そして、とうとうそれが実現したらしいのです!それがオープンソースの仮想ソフト「Xen」でWindowsが稼働の記事にて紹介されています。そう、かのWindowsがXenによって動作させることができたのです!!!
残念ながら現在出ているCPUではWindowsを仮想OSとして実行することはできませんが、将来のPCではそれも可能となるようです。
仮想化技術は企業以外にもプログラマにも恩恵を与えると思われます。プログラムを開発する際、自分の環境を壊したくなければ、サンドボックスとして仮想OSを構築し、そこで開発ないしテストを行って、必要なくなればそのOSを消してしまえばいいのですから。
Xenは登場してまだ日の浅いツールです。これからどんどんと開発が進んでいくことと思われます(今は32bitアーキテクチャのみなので、64bitに対応するのが当面の目標だったっけ)。現在リリースされているLinuxでは、FedoraCore4、SUSE Linux9.3がXenに対応したカーネルを同梱しています。
これから先、ますますXenから目が離せなくなりますねぇ。


仮想化とは、ホストOS(電源を入れて起動しているOS)上でゲストOS(VMwareなどで起動する仮想のOS)を実行することをさします。ハードウェアなどのリソースは仮想化ツールがAPIとなってアクセスすることとなります。
当然、ハードウェアにアクセスするためにワンクッション(場合によってはそれ以上)置かなくてはいけないため、パフォーマンスは低下します。
今まで仮想化ツールとしてはVMware、VirtualPCなどが商用でリリースされ、Bochs、Qemuなどがフリーでリリースされていました。いずれもゲストOSに変更を加えることなく導入が可能ですが、パフォーマンスの低下はかなりあり、複数のOSを稼動させるにはハイスペックマシンを必要としていました。
しかし、XenはOSのカーネルをチューニングすることにより、パフォーマンスの低下をぐっと抑えることに成功しました。ただし、カーネルをチューニングするため、Linuxなどのオープンソースなカーネルを持つOSしか対象にできなかったのです。
しかし、ImtelやAMDがCPUに仮想化技術をサポートすることとなり、状況が一変します。CPUレベルで仮想化技術をサポートすることにより、OSのカーネルをチューニングする必要なくXenを実行することができるようになるのです。そのため、Xen上で実行できるゲストOSの幅が大きく広がり、かのWindowsをも動作させることができるようになる、と言われています。

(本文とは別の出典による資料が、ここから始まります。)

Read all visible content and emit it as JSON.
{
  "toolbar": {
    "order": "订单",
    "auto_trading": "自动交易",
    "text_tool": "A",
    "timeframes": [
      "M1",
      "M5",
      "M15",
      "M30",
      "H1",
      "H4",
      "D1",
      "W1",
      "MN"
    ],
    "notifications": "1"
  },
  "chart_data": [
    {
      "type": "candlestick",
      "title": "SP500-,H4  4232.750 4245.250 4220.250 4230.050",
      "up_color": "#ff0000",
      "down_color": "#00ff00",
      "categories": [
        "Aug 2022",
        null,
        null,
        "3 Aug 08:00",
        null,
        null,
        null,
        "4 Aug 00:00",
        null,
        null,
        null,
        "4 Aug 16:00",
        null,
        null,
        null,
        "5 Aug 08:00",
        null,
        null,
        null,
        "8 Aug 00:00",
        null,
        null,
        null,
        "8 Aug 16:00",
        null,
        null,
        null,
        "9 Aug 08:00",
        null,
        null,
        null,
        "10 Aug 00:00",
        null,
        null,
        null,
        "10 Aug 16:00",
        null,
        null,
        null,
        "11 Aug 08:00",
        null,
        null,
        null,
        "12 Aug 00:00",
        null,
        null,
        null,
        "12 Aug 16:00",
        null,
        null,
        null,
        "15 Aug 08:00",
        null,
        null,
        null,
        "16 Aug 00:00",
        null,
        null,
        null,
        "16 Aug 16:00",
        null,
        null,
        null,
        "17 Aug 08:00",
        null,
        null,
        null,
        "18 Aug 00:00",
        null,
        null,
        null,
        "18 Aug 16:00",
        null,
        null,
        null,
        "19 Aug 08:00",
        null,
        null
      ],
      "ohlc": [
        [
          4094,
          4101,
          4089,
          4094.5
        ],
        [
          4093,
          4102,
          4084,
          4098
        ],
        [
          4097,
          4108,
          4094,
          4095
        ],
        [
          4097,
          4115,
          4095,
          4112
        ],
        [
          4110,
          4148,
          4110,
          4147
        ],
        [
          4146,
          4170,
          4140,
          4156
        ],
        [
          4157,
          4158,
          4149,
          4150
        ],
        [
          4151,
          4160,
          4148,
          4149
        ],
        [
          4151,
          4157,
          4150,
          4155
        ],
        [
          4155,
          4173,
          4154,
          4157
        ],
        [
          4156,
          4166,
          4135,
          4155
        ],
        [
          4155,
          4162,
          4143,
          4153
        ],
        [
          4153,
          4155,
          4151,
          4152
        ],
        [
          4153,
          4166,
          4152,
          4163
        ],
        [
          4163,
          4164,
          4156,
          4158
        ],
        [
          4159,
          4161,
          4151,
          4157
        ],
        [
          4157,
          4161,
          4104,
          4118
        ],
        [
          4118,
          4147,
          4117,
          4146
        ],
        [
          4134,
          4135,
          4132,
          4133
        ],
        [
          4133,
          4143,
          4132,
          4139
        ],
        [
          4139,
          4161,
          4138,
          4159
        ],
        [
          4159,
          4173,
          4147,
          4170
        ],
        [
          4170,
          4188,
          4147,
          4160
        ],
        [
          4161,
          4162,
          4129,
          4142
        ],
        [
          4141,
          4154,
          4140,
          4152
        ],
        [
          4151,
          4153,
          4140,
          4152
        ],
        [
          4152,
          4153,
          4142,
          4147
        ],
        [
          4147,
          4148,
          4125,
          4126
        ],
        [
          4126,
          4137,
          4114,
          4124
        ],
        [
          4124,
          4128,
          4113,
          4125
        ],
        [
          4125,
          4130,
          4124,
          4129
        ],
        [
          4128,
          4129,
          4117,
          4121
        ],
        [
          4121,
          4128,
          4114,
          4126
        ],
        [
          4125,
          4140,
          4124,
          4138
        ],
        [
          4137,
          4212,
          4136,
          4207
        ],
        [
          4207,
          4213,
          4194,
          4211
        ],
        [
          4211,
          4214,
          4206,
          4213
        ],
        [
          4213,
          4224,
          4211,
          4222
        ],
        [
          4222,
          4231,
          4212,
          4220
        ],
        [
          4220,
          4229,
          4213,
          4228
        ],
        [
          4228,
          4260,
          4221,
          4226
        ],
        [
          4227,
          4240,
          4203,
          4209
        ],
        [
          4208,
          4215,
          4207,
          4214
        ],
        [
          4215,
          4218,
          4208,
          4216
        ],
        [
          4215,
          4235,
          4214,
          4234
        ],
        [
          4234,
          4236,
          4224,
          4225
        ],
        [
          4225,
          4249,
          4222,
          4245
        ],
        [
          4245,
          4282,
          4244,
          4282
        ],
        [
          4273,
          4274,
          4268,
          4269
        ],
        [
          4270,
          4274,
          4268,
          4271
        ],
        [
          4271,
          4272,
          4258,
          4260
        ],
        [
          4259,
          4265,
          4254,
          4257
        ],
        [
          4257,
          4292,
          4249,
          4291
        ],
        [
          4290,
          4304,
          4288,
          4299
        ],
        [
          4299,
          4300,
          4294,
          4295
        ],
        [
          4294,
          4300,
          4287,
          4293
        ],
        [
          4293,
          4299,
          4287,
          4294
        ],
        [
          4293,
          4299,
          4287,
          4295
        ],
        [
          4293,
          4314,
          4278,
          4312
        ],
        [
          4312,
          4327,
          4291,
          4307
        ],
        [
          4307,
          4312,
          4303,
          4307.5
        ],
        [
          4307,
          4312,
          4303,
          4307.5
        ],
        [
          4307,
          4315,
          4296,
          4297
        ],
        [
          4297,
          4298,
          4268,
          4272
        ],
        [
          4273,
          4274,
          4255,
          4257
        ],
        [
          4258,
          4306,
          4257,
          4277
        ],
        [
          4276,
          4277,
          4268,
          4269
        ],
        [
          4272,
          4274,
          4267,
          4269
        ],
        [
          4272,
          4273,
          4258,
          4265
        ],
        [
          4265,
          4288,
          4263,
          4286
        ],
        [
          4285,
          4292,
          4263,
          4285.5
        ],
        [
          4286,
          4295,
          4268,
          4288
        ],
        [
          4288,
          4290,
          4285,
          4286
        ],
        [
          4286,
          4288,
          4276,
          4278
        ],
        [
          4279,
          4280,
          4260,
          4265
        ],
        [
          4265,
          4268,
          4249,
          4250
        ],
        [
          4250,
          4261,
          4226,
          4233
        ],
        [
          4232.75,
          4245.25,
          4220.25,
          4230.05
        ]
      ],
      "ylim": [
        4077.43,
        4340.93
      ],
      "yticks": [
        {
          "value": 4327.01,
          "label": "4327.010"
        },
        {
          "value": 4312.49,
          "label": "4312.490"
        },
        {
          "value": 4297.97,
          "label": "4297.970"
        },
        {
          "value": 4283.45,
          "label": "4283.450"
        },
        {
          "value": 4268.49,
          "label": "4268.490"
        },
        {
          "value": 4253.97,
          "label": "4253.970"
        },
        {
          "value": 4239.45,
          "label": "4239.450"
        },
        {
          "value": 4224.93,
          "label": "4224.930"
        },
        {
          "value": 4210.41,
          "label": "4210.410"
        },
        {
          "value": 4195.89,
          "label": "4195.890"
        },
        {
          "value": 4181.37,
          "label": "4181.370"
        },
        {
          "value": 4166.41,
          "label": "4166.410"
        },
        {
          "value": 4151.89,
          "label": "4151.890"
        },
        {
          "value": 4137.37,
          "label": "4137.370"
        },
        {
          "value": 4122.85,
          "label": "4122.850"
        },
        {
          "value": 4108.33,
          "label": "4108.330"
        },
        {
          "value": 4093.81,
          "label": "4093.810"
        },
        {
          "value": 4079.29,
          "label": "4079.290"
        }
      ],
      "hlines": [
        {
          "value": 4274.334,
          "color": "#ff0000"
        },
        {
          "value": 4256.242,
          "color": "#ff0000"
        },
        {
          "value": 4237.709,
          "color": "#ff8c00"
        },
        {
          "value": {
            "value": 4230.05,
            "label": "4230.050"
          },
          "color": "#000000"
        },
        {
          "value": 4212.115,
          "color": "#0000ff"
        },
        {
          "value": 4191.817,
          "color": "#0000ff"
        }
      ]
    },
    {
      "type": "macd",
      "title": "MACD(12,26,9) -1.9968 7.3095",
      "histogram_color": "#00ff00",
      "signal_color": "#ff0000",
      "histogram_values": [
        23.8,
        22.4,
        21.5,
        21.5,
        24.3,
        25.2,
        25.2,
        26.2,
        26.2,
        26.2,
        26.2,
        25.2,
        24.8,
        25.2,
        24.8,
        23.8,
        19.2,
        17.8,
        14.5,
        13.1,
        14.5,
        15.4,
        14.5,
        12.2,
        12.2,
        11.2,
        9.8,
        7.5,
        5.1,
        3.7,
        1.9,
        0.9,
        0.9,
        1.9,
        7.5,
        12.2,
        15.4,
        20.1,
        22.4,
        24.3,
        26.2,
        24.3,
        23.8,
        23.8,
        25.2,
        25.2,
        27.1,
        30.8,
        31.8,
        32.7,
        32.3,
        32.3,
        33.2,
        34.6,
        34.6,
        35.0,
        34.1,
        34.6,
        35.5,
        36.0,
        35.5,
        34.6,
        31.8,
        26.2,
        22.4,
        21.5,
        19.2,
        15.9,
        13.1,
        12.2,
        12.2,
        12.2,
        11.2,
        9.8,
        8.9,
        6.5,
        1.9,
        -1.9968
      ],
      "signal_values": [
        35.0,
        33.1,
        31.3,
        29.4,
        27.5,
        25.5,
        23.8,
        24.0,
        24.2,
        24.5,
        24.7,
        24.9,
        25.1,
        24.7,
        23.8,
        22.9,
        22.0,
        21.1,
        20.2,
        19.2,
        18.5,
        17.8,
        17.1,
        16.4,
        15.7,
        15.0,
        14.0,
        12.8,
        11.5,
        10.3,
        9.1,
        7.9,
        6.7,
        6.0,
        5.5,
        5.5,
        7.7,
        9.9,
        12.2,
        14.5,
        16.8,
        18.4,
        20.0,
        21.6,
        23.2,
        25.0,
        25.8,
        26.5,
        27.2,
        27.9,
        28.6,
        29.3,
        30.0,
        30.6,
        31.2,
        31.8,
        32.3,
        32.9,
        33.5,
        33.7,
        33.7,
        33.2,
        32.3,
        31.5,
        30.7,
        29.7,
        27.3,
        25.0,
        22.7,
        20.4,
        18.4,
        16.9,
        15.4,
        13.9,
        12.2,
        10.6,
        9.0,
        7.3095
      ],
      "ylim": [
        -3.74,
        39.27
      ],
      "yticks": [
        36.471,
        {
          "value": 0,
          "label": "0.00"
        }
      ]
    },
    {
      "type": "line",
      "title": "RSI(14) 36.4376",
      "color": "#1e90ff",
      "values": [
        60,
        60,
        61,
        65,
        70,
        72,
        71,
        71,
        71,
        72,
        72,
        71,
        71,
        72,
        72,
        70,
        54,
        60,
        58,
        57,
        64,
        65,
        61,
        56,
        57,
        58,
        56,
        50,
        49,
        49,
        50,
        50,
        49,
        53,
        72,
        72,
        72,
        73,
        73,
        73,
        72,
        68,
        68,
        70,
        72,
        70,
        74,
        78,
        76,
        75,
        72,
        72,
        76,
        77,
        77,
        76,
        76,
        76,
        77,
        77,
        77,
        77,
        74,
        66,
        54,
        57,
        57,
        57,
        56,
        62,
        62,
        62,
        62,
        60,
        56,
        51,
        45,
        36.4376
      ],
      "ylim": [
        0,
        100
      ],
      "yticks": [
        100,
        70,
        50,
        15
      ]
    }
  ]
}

そして、実際に動作したという報告があったのは先にも述べたとおりです。これにより、大きくXenの可能性が広まったといえます。一台のPCで複数のサーバを稼動させ、集中管理することも可能になりますし(ただし逆にその一台が故障したときなどは怖いのでスレイブマシンが重要になることに変わりはない)、プログラム開発にも大きな力を発揮してくれるでしょう。
そしてXenはオープンソースであり、無料で手に入れることができるというのが大きなポイントになると思います。企業ではサポートが必要なためオープンソースが必ずしもコスト安になるとはいえませんが、個人の技術あるプログラマなどはXenを使ってのプログラム開発は幅を広げることにつながるのでは、と思っています。
もっと庶民的な観点で言うと、Linux上でXenにてWindowsを実行し、IEでしか見られないサイトを楽しむ、なんてこともパフォーマンスの低下が抑えられるなら手軽にできるわけです(笑)
Xenが登場し、最近では*nux系の雑誌にもたびたび掲載されるようになって来ました。しかし、Linuxなどしか仮想化できないとしてVMwareを脅かすものでもないだろう、とされていたのですが、ここにきてWindowsを実行できるようになったためにわかに活気付きそうですね。記事によればWindowsを実行できたとはいえ、それは容易ではなかったといいます。でも、実行できたというのが大きいですよね。
Xenを実行するためにはさまざまな知識と手間を必要とするためまだまだ手軽に導入、とは行きませんが、そのあたりもこれから徐々に整備されていくことでしょう。まだ世に発表されてから日も浅いのですし。
今のところは設定ファイルのジェネレータがなかったりUIがCUIしかないといった状態なので、そこが整備されるともっと身近になるかと思います。頑張れ、Xen!